Veja a linha do tempo da avenida Paulista e suas curiosidades:
Caaguaçu
Os índios já conheciam a avenida Paulista quando tudo era mato. E põe mato nisso. Todo o morro e o seu topo, por onde hoje corre a avenida, eram chamados pelos nativos de Caaguaçu, o que quer dizer “mata grande”. Uma parte bem pequena do que um dia foi essa floresta segue viva no parque Trianon. Muito perto do centro, onde nasceu a capital, o Caaguaçu também estava no caminho de antigas trilhas indígenas, que com o tempo foram sendo incorporadas pelos primeiros paulistanos, que faziam dali um local de passagem e travessia de bois.
Idealizador estrangeiro
O topo plano, a vegetação densa e os caminhos abertos propiciaram a formação de grandes chácaras na região ao longo do tempo. As propriedades foram passando de mão em mão até o fim do século 19, quando o engenheiro e jornalista uruguaio Joaquim Eugênio de Lima e seus sócios decidiram comprar todas aquelas terras. Ali eles projetaram a construção de uma grande e larga avenida, a primeira via planejada da capital e que já nasceu com o propósito de ser um elegante boulevard. Mesmo sem moradores, a Paulista já foi inaugurada com linha de bonde e depois ganhou ligações de luz, água e esgoto. Em 1909, se tornou a primeira via asfaltada da capital, com material importado.
Lar da elite
A Paulista foi inaugurada em 8 de dezembro de 1891, sem nenhuma construção em pé, mas com grandes lotes à venda, que logo seriam comprados pelos barões do café e prósperos comerciantes. Foram as mansões construídas para ser o lar dessas famílias, com arquitetura eclética e suntuosa, que deram a primeira cara da avenida Paulista: a dos grandes casarões.

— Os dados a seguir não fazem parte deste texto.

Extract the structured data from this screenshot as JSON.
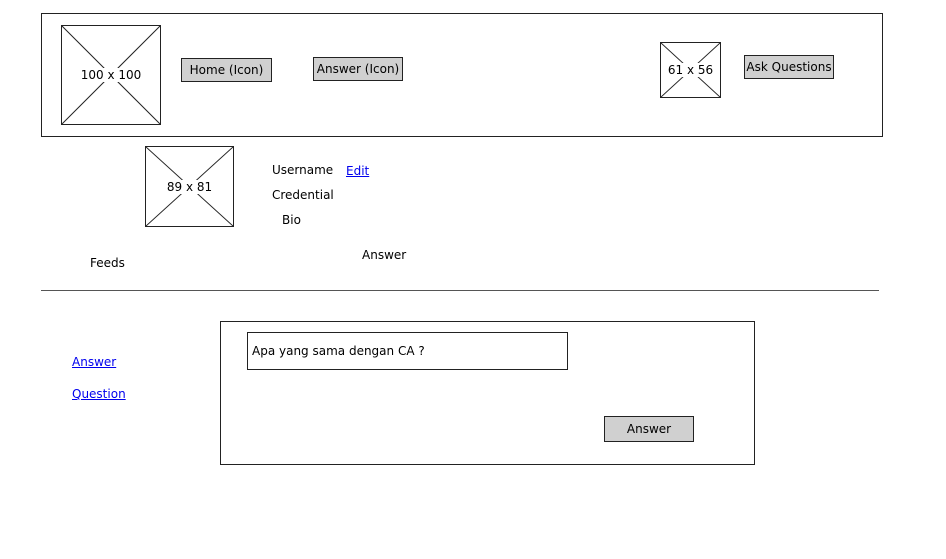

Quando o progresso mudou de dono e a industrialização formou os novos ricos, os proprietários das grandes fábricas se mudaram para a Paulista, assumindo não só o poder, mas a moradia da antiga elite. Poucos exemplares da época dos casarões seguem preservados e lutam para sobreviver, como a Casa das Rosas, agora um centro cultural, e o Palacete Franco de Mello, de 1905, último remanescente do primeiro loteamento e que vai virar museu.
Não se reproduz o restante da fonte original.